Secure authenticated comparisons

  • Authors:
  • Keith B. Frikken;Hao Yuan;Mikhail J. Atallah

  • Affiliations:
  • Computer Science and Software Engineering, Miami University;Department of Computer Science, City University of Hong Kong;Department of Computer Science, Purdue University

  • Venue:
  • ACNS'11 Proceedings of the 9th international conference on Applied cryptography and network security
  • Year:
  • 2011

Quantified Score

Hi-index 0.00

Visualization

Abstract

In the third-party model for the distribution of data, the data owner provides a third party (referred to as the dealer) with data as well as integrity verification information for that data, in the form of digital signatures that the dealer can use to convince a user of the data's integrity (the dealer is not trusted with the owner's signature keys, which is why it receives pre-signed items).

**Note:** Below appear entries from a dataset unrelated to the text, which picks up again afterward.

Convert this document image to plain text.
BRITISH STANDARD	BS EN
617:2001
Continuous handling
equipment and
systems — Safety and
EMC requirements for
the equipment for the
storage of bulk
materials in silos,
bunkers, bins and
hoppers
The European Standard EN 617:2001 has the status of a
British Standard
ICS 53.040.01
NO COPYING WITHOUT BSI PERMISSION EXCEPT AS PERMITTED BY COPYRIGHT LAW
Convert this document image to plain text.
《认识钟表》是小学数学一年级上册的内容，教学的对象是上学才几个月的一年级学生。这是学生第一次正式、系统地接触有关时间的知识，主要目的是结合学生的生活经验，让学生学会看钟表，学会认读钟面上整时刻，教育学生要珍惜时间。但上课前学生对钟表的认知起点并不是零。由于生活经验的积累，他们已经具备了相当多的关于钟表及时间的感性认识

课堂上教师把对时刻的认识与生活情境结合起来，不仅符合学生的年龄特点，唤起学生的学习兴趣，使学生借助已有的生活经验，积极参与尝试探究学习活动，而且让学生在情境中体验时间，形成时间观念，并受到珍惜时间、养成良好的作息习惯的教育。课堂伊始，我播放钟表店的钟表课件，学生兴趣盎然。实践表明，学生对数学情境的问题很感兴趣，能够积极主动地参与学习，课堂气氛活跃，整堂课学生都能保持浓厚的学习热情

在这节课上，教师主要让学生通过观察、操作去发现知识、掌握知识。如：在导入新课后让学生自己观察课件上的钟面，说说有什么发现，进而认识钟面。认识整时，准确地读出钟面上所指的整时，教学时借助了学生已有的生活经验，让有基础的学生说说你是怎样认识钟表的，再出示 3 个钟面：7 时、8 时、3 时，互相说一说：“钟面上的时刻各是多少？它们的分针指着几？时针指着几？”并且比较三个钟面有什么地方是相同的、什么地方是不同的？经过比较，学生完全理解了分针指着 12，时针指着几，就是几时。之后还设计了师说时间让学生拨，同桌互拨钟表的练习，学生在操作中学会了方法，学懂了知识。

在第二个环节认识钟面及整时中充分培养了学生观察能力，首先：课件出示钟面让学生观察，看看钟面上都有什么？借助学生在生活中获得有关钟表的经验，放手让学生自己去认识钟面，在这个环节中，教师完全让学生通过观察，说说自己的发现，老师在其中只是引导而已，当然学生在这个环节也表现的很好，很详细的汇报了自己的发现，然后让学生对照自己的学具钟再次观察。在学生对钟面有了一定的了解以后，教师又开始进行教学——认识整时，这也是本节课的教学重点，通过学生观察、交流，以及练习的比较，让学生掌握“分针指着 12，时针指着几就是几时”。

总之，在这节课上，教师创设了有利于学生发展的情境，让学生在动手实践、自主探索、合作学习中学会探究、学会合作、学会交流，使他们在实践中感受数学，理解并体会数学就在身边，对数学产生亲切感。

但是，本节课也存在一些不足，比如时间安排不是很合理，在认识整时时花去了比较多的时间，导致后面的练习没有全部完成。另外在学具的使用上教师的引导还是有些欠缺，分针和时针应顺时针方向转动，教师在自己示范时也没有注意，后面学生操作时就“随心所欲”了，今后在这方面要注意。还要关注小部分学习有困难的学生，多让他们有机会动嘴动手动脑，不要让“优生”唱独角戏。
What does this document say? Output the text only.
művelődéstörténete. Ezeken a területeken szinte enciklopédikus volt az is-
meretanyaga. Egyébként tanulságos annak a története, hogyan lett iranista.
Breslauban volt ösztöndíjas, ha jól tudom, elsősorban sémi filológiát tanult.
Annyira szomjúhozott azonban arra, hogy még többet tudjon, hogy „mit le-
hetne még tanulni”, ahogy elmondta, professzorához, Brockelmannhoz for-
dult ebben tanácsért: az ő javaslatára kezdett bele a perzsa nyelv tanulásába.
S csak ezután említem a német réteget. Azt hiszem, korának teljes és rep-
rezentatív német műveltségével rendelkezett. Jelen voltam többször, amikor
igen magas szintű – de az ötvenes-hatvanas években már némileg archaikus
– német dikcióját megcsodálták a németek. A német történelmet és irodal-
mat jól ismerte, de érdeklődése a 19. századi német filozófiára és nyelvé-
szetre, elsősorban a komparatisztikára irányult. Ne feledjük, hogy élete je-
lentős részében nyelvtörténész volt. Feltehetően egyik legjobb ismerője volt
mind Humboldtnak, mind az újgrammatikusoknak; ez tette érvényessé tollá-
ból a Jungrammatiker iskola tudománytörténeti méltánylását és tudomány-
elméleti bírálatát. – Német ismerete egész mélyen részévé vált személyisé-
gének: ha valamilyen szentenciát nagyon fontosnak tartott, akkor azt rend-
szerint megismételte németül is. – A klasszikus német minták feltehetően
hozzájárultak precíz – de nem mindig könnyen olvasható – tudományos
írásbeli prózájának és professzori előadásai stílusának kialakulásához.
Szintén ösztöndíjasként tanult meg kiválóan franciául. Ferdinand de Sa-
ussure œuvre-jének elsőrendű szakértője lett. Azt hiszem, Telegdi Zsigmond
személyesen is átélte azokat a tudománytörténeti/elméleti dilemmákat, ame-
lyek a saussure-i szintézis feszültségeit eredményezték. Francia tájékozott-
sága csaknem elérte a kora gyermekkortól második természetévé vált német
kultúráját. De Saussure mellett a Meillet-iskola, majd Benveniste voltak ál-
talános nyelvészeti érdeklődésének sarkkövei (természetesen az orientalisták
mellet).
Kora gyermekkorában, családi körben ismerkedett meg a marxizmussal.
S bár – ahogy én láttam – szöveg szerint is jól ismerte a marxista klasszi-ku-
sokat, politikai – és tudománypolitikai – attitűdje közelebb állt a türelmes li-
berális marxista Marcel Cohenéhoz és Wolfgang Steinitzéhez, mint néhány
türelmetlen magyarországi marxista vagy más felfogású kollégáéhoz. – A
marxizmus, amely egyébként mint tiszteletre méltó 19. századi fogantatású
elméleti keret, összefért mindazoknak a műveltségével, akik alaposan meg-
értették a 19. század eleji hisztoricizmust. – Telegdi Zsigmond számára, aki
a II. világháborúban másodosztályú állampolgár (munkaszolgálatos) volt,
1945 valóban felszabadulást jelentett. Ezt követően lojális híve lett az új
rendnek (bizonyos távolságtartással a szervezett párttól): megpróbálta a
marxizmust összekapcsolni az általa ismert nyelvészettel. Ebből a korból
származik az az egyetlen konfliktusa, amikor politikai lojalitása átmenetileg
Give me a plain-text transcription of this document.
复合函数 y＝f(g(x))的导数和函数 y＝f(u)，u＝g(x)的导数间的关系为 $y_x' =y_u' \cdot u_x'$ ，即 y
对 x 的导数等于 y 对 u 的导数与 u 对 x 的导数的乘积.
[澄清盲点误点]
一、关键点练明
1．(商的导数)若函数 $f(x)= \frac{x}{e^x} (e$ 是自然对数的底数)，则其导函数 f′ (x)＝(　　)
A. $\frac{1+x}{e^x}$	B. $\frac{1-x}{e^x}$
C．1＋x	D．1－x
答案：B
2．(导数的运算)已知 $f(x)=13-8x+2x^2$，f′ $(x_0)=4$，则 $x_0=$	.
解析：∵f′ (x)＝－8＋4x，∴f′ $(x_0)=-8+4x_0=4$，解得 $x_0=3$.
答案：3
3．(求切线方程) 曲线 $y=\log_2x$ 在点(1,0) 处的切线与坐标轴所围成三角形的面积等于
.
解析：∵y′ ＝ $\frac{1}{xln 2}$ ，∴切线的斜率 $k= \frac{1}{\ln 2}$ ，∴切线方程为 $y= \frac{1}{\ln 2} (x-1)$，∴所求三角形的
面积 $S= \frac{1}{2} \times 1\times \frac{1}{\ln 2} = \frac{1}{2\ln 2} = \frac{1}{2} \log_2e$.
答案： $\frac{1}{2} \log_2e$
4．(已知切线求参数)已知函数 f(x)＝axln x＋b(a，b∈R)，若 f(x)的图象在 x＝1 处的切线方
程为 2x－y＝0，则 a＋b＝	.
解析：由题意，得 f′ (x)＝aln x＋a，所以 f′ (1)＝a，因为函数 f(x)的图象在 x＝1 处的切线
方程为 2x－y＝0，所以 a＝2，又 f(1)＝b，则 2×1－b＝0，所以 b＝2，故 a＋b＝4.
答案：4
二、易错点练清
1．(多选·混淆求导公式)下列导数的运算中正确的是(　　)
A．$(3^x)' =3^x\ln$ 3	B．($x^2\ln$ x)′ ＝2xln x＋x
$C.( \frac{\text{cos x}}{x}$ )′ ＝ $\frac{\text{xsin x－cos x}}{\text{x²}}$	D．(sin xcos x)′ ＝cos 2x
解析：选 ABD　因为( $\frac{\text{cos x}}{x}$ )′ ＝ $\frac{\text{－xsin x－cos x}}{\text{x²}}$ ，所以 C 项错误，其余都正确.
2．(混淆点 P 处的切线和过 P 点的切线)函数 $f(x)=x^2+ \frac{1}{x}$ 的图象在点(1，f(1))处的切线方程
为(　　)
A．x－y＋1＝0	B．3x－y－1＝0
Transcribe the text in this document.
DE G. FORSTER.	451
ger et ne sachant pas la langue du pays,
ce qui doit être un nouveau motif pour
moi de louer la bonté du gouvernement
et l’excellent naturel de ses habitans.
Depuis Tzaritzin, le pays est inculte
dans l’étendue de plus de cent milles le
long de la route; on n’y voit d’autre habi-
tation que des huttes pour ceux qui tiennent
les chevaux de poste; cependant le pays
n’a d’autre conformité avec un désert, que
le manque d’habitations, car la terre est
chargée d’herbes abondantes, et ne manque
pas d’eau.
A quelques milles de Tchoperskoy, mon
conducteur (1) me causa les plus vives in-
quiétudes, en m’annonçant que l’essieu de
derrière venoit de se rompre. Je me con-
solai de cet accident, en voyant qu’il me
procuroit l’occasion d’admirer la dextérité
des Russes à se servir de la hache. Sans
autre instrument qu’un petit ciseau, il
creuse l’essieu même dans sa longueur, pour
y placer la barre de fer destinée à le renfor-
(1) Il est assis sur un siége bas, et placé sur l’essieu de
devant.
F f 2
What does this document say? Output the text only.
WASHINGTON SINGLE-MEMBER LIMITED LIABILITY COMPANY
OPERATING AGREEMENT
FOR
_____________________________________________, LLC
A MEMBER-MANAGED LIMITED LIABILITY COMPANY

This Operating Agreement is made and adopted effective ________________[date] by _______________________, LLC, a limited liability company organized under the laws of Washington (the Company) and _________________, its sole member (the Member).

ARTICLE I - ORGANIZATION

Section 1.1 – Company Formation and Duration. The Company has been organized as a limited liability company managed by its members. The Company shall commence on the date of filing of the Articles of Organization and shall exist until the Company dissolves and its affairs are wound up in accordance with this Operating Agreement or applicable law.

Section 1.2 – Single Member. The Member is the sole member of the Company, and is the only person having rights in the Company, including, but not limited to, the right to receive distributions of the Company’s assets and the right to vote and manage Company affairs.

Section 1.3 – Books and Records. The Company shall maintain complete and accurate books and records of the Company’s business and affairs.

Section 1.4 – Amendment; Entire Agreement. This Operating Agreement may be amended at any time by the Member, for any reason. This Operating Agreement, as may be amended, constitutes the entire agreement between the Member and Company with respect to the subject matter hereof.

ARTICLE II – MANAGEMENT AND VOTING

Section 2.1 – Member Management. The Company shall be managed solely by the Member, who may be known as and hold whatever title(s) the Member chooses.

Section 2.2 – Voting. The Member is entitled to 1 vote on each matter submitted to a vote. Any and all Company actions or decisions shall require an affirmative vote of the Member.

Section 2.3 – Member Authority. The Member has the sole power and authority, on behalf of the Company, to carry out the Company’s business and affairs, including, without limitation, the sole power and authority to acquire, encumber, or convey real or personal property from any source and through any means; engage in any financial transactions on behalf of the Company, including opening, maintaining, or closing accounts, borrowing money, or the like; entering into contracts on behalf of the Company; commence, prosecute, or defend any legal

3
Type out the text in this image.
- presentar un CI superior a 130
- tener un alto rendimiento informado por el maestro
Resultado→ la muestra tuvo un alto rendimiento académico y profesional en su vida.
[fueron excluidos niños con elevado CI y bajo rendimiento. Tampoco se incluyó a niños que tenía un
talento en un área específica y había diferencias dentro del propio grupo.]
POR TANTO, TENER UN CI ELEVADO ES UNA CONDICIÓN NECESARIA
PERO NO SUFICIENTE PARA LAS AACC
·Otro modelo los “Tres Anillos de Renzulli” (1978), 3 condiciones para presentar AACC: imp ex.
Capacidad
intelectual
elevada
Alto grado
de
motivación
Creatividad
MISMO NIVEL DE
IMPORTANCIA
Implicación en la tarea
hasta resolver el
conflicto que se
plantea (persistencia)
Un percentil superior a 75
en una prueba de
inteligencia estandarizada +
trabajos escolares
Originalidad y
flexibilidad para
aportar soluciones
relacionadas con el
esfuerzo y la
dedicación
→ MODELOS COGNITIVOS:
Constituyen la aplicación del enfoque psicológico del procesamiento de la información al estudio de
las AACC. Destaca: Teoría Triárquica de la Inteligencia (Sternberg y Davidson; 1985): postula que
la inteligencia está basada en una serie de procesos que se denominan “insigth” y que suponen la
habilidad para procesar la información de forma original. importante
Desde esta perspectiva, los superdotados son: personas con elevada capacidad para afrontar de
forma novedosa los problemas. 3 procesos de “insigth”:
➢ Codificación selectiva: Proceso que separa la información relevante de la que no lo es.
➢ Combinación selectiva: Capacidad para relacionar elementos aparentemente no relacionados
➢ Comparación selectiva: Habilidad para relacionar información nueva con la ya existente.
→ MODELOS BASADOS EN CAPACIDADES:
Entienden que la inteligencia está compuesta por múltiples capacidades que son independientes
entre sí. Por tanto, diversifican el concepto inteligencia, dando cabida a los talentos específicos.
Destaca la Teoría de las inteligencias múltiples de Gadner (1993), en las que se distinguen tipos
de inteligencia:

The user's interactions are with the dealer, who is in charge of enforcing access control and confidentiality for the data (i.e., no user should learn more than the outcome of their authorized query). This kind of outsourcing is becoming increasingly important because of its advantageous economics - a dealer who acts as a repository for many owners can achieve economies of scale that are not feasible for the individual owners, and the model allows the data owners to focus on what they do best (the creation and/or acquisition of high-quality data). A problem that arises in the context of outsourced databases (particularly for XML data) is the following: There is a total order Π on n items stored with the dealer, and a user query consists of a pair of items whose relative ordering should be revealed along with a proof that the result is correct. The proof is generated using the dealer's local data (i.e., without bothering the data owner). The main difficulty is achieving efficient storage and query-processing while achieving the desiderata (that the user should learn nothing other than the answer to their query, and that a misbehaving dealer should not be able to convince a user of a wrong ordering). This paper gives a solution that is provably secure under a new assumption and can efficiently generate a very short proof. Furthermore, this scheme is generalized to partial orders that can be decomposed into d total orders. In this case, a user either learns the ordering of the queried items, or learns that they are incomparable.